Rossiya, Pulkovo Enjoy Bigger Passenger Quotas
Rossiya Airlines hopes to reach a passenger volume of five million people next year.
Published: December 12, 2012 (Issue # 1739)
The St. Petersburg-based Rossiya Airlines honored its four millionth passenger of the year last week in St. Petersburg.
While it turned out to be a pleasant surprise for city resident Natalya Grishanova, who happened to be the lucky passenger, it was also a milestone for the airline itself, since it is the first time Rossiya has achieved this threshold.
Last year the airline carried 3.5 million passengers.
Dmitry Zvonaryov, Rossiya’s deputy general commercial director, said the company had seen a 17-percent increase in passenger volumes this year.
Zvonaryov said the factors that influenced this growth included the company’s adoption of new quality standards, the merger with Aeroflot, Russia’s leading airline, and an increase in demand for flights among Russians.

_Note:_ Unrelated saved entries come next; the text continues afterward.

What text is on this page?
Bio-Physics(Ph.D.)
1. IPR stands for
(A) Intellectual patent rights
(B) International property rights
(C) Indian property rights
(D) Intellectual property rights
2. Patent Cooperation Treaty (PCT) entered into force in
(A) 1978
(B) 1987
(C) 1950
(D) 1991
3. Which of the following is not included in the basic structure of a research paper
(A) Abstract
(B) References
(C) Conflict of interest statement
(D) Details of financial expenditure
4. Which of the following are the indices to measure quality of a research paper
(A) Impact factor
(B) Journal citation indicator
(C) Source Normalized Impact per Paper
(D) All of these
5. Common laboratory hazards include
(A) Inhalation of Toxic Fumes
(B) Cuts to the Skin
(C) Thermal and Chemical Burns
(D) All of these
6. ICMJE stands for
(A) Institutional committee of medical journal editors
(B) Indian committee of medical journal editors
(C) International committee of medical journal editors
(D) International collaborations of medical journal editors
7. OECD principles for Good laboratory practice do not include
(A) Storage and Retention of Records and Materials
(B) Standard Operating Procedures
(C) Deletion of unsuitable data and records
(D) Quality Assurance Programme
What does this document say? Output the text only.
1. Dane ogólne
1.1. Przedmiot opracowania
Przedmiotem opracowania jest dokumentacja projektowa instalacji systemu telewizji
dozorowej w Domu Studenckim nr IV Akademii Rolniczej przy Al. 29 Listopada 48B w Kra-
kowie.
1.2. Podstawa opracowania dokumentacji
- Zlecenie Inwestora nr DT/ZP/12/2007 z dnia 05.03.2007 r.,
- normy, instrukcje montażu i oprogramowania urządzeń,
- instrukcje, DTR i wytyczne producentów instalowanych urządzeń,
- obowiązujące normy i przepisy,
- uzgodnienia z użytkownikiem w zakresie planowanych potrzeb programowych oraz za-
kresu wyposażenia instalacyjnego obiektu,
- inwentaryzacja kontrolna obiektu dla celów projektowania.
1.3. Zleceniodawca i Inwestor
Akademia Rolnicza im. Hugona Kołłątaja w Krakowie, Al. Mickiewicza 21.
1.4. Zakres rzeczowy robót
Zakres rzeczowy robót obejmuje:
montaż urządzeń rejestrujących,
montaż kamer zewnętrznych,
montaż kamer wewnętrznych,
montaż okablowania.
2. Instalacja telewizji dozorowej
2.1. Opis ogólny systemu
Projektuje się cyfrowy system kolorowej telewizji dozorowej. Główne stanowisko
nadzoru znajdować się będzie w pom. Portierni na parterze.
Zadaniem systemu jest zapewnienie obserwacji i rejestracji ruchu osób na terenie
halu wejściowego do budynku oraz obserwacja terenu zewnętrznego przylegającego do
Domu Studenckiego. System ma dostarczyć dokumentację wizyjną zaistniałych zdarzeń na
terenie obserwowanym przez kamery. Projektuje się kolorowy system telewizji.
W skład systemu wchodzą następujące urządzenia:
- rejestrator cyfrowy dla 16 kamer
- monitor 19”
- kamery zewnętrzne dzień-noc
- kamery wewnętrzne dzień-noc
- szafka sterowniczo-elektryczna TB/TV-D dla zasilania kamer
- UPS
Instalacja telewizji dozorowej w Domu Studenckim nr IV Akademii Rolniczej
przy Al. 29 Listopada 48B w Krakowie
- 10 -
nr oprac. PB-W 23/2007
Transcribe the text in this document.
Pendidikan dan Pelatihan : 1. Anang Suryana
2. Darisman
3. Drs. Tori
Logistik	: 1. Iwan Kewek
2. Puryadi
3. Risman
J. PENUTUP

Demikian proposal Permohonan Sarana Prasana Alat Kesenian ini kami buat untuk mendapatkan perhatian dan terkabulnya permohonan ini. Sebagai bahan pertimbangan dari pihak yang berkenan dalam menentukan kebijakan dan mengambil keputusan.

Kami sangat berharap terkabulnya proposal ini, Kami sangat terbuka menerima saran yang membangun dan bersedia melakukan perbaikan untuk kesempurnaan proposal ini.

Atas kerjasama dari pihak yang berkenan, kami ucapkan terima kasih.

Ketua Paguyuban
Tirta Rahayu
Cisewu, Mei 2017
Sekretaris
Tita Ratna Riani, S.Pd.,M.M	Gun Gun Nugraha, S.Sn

“This year, Russia’s airlines are expected to carry a combined total of about 70 million passengers. This figure indicates that more and more people want to fly, be it for business or vacation,” Zvonaryov said.
Zvonaryov said Rossiya currently services 40 percent of passenger transportation at St. Petersburg’s Pulkovo airport, adding that the company hopes “to serve every second passenger in Pulkovo airport soon” and to reach a passenger volume of five million people next year. Pulkovo airport recently honored its 10 millionth passenger this year.
Next year, Rossiya plans to launch flights to the city of Syktyvkar in Russia’s Komi republic, as well as to new destinations in Spain and Greece.
“Our aim is to offer our passengers interesting new destinations, lower prices for tickets and more sophisticated technology,” Zvonaryov said.
“We’re planning not only to widen the geography of our flights but also to increase the frequency of flights,” he added.
Zvonaryov said that the airline had, however, once again been obliged to temporarily suspend flights to London for the fall-winter season.
“It takes so much time and effort for many people, sometimes up to one or even one and a half months, to get a visa to Great Britain that we have noticed a significant drop in passenger volume on our flights to London,” he said. “So we’ve suspended the flight to see if the situation improves. So many things have a knock-on effect on the travel market. For instance, when Israel and Russia introduced a no-visa regime [in Sept. 2008] we witnessed a significant increase in travel to Israel,” he said.
Grishanova, an IT engineer by profession, said it was “a very pleasant surprise” for her to become Rossiya’s four millionth passenger. Grishanova, who was given presents by Rossiya Airlines, including two tickets to any destination, said it was the first time this year she had flown.